Yerli otomobilin uzaktan 4G/5G bağlantıyla merkeze bağlanarak güncellemeleri yapılacak. Arıza durumunda araç servis ekibi uzaktan müdahale edebilecek. Otonom sürüş teknolojisine sahip olacak yerli otomobil, trafiğin sıkışık olduğu zamanlarda kendiliğinden dur-kalk yapacak, böylelikle sürücünün direksiyonla kontrol etmesine gerek kalmayacak.
Yerli otomobil, 7 standart, 2 opsiyonel hava yastığı ve aktif güvenlik sistemlerine sahip olacak. Tüm tekerlerden çekiş ile 400 beygir güce sahip olacak. 0-100 kilometre hıza 4,8 saniyede ulaşacak araç, 180 kilometre azami hıza sahip olacak.

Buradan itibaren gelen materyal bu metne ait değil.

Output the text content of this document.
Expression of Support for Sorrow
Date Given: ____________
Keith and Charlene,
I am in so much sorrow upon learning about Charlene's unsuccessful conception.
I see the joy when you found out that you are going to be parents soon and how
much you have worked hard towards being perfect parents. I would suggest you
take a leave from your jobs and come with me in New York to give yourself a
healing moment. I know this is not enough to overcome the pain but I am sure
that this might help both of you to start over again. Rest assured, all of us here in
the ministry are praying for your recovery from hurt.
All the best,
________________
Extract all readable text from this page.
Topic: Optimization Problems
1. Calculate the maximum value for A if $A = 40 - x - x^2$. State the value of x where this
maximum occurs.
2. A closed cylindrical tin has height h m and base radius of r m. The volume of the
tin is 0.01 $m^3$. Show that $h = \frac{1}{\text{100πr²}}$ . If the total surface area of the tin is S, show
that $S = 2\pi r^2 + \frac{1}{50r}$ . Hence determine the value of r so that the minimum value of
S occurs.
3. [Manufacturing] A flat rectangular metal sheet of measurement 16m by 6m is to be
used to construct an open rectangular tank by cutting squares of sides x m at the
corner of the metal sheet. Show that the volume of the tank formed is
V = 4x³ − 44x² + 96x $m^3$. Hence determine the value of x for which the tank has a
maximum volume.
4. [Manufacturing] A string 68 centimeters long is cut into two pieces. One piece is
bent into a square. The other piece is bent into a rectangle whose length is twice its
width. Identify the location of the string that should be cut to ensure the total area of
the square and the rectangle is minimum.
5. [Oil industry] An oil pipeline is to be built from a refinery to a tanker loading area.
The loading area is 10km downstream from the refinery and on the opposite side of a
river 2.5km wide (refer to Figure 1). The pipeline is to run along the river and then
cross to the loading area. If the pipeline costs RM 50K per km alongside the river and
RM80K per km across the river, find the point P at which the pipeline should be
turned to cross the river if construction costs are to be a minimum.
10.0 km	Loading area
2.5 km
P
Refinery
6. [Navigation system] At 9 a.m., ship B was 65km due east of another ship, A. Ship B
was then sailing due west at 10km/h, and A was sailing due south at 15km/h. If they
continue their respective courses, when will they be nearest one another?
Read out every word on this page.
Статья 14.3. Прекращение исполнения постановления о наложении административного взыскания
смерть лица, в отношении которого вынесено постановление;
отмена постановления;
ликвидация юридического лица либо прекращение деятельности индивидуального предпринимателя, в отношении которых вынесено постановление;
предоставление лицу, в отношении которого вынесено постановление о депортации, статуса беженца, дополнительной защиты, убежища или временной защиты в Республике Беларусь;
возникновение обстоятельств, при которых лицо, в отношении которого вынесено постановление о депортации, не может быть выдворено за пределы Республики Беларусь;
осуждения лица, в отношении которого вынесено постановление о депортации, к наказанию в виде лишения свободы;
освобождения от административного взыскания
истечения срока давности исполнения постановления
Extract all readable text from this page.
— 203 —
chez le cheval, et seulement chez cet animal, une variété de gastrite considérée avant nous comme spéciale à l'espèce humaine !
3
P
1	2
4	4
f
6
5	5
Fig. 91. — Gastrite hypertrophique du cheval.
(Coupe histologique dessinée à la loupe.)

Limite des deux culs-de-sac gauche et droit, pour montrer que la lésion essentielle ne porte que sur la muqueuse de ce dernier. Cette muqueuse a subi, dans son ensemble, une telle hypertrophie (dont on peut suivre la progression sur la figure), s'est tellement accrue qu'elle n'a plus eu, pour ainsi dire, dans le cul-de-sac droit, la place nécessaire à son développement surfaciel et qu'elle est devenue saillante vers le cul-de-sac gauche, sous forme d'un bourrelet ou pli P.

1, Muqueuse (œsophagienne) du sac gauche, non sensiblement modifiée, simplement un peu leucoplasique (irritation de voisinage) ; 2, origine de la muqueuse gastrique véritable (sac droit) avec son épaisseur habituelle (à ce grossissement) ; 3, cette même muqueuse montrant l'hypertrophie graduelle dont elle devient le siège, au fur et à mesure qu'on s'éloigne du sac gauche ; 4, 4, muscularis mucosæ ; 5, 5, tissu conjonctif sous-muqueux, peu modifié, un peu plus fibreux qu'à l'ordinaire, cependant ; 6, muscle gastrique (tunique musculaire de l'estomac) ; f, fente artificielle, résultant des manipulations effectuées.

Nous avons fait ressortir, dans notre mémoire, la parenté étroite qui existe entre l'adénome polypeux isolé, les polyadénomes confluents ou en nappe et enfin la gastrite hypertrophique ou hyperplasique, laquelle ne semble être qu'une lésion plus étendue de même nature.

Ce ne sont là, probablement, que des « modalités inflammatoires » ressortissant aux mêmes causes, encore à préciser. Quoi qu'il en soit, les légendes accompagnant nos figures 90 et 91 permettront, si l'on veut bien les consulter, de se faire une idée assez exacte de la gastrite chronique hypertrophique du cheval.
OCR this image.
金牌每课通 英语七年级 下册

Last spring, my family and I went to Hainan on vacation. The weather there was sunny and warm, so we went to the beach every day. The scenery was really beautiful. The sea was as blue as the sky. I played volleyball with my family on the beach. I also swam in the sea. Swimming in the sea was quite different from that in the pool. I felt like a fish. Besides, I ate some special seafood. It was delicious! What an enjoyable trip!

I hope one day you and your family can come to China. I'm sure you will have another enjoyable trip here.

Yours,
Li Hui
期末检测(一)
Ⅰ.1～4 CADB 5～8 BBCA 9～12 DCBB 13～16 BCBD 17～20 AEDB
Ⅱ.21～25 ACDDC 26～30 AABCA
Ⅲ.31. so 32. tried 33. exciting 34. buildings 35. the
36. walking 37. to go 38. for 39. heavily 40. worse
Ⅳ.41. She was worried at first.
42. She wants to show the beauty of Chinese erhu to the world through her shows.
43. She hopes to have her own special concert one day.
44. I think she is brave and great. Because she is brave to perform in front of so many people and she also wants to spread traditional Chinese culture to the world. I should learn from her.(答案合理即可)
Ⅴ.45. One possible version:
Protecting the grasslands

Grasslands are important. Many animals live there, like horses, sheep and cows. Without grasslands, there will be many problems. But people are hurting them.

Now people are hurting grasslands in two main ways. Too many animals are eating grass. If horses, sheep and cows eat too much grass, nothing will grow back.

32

Aynı mesafeyi kat etmek için daha düşük enerji gereksinimine bağlı olarak kilometre başına maliyet, içten yanmalı motorlu otomobillere göre yerli otoda çok daha düşük olacak.
Prof. Dr. Mahmud Es'ad Coşan, 1986'da İlim Sanat Dergisinde kaleme aldığı başmakalesinde; kendi otomobilimizi, tankımızı ve uçağımızı kendimiz üretmemiz gerektiğini şu özlü ifade ile ortaya koymuştu:
"Kendi otomobilimizi, tankımızı, uçağımızı, radarımızı, füzemizi, atomumuzu, uydumuzu kendimiz yapmalı, ‘ağyar’a muhtaç durumdan kurtulmalı, taşıma su ile değirmen dönmeyeceğini bunca acı tecrübeden sonra anlamalıyız."